What Does OSHA Stand for and What Does it Do?

The Occupational Safety and Health Administration, or OSHA, is a unit of the US Department of Labor that develops and enforces standards to protect workers. It also has the power to create workplace safety rules and inspect jobsites for compliance.
According to OSHA law, such a right to a safe workplace is a fundamental human right. All employers must comply with OSHA’s mandates and ensure a safe and healthful workplace for all employees.
How Did OSHA Form?
In 1970 for example Congress reported annual numbers like the following:
- Over 14,000 workers’ deaths due to job related accidents.
- Almost 2 and ½ million workers were disabled.

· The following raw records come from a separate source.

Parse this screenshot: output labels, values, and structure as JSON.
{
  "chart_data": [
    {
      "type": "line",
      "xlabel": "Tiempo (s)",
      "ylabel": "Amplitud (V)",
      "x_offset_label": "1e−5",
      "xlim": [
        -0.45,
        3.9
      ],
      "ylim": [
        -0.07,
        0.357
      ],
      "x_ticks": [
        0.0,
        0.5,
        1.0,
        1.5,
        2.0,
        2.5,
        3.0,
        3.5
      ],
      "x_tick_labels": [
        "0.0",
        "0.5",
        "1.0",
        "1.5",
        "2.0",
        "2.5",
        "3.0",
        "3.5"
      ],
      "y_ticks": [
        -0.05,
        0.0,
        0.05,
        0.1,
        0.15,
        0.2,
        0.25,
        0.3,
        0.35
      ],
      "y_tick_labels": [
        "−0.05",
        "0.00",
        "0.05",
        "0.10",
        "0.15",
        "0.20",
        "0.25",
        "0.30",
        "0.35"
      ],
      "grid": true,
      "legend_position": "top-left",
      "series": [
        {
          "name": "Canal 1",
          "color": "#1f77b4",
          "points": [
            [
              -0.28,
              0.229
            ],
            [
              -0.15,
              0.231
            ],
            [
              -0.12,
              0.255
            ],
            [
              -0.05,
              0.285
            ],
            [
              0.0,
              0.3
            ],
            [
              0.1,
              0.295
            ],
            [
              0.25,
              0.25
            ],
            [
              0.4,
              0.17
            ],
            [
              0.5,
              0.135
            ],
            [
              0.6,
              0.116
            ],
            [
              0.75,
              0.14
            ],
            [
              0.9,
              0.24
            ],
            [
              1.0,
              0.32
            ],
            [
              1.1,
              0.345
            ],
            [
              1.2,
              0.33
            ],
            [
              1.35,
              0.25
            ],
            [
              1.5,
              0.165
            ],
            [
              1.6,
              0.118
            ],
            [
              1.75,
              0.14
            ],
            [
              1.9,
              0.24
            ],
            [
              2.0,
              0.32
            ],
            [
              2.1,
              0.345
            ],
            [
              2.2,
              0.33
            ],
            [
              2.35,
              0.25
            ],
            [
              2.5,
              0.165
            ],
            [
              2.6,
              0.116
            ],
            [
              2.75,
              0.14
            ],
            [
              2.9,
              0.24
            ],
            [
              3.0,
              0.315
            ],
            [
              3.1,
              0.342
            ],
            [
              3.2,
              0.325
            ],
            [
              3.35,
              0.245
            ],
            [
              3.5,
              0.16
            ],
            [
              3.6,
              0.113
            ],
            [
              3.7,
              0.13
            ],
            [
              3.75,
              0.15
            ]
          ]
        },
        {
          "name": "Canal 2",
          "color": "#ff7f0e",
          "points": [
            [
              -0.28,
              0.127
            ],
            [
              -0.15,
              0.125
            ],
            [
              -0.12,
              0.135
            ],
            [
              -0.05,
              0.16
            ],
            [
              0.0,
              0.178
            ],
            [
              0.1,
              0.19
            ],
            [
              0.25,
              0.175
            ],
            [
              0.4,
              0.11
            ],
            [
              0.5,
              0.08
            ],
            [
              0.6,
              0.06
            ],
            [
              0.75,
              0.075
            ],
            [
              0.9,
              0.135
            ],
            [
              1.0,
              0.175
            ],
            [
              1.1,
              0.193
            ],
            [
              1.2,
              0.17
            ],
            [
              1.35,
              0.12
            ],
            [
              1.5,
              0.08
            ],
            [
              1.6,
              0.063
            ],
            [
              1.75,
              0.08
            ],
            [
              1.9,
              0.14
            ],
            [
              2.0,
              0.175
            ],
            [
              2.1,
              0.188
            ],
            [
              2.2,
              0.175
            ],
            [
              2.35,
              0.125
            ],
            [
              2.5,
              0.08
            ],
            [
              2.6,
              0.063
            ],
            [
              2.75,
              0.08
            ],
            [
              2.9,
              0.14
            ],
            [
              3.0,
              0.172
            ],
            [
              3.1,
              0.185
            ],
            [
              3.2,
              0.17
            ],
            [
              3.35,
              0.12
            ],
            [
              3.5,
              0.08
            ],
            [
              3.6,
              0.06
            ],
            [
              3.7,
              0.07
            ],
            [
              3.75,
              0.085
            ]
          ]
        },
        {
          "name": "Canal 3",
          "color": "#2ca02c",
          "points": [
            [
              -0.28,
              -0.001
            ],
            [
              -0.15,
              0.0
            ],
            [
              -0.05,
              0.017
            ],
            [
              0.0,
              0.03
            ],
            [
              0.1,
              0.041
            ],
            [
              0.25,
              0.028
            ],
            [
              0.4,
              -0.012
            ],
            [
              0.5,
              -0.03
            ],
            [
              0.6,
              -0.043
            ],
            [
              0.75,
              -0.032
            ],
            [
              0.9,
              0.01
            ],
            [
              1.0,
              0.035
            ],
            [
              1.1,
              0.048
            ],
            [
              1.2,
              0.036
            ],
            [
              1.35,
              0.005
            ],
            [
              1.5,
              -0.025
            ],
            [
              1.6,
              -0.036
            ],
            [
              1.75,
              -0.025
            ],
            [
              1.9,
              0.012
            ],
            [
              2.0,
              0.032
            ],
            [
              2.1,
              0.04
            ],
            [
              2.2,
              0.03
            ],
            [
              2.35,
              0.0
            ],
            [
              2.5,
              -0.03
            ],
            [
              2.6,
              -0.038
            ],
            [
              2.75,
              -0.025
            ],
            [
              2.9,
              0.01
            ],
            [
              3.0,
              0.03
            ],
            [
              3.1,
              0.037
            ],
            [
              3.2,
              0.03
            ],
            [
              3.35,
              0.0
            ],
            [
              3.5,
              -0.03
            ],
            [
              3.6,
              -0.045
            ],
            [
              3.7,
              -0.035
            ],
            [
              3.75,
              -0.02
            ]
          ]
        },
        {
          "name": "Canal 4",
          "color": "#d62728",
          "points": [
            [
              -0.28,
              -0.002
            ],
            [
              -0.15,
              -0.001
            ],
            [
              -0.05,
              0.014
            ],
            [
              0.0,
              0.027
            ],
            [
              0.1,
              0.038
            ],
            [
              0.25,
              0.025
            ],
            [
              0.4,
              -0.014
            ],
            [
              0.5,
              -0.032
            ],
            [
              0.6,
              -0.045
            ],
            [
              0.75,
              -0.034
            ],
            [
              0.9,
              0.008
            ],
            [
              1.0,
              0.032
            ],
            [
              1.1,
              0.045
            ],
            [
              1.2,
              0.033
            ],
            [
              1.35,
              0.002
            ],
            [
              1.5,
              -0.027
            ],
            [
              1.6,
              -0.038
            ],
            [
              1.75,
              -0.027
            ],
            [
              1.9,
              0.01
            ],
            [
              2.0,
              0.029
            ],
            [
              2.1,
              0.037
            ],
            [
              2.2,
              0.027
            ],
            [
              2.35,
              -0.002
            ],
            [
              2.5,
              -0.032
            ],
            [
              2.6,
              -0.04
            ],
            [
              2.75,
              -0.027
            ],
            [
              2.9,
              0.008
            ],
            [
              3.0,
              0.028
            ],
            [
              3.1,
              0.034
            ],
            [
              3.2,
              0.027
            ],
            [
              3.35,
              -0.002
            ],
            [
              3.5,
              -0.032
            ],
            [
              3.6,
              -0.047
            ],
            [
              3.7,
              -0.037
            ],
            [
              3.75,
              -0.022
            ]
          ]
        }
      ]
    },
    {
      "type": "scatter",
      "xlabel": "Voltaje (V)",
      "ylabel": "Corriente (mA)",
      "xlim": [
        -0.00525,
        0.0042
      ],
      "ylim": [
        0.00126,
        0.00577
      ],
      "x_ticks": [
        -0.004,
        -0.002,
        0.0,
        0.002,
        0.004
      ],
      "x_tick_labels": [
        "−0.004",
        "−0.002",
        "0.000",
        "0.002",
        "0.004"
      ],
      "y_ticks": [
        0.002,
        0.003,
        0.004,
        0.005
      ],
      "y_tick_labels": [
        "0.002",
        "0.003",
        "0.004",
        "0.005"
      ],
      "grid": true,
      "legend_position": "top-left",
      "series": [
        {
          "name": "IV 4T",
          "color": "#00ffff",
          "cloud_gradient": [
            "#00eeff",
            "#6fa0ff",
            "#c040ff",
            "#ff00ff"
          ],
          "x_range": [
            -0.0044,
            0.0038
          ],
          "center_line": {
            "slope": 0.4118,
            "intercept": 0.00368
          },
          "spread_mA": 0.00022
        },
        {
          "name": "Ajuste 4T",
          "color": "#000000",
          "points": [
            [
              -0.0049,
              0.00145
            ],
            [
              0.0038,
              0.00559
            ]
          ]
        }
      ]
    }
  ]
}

- The number of person-days lost due to job-related disabilities was ten times that lost due to strikes.
- There were an estimated 300,000 new cases of occupational diseases
The strain on the nation’s commerce in lost production and wages, medical, expenses and disability compensation was mind numbing.
Calculating human cost was not possible. It is for this reason that in 1979 a bipartisan Congress enacted the Occupational Safety and Health Act “to assure so far as possible every working man and woman in the Nation safe and healthful working conditions and to preserve our human resources”.
What Does OSHA Stand For?
As a result of the Act, the Occupational Safety and Health Administration was established in the Labor Department.
In short, OSHA, the Occupational Safety and Health Administration, protects workers’ safety and health.
Since its formation in 1970, OSHA has cut the work-fatality rate in half, decreased the injury and illness rates in industries covered by OSHA’s focus, practically eliminated brown lung in textiles, and achieved major reductions in trenching and excavation deaths.
OSHA is run through the Department of Labor or DOL. The DOL administers and enforces hundreds of federal laws. These laws and their implementing regulations apply to the vast majority of the work force in both the public and private sectors in the United States in most work place activities.
Who Does OSHA Cover?
It is OSHA that defines what standards should apply to your workplace and requires your compliance with these standards and their requirements.
OSHA covers the public and private sector workers, and their employers, who fall under the Federal Government jurisdiction. Coverage may be provided directly by federal OSHA or through state programs. The self-employed as well as immediate relatives of farm families that do not hire outside labor are not covered by OSHA.
OSHA’s Web site osha.gov has extensive sections on training, small business, construction, state programs, and interactive eTools for employers and employees.
OSHA also provides hazard recognition training courses for employers and employees. Currently, some states require training.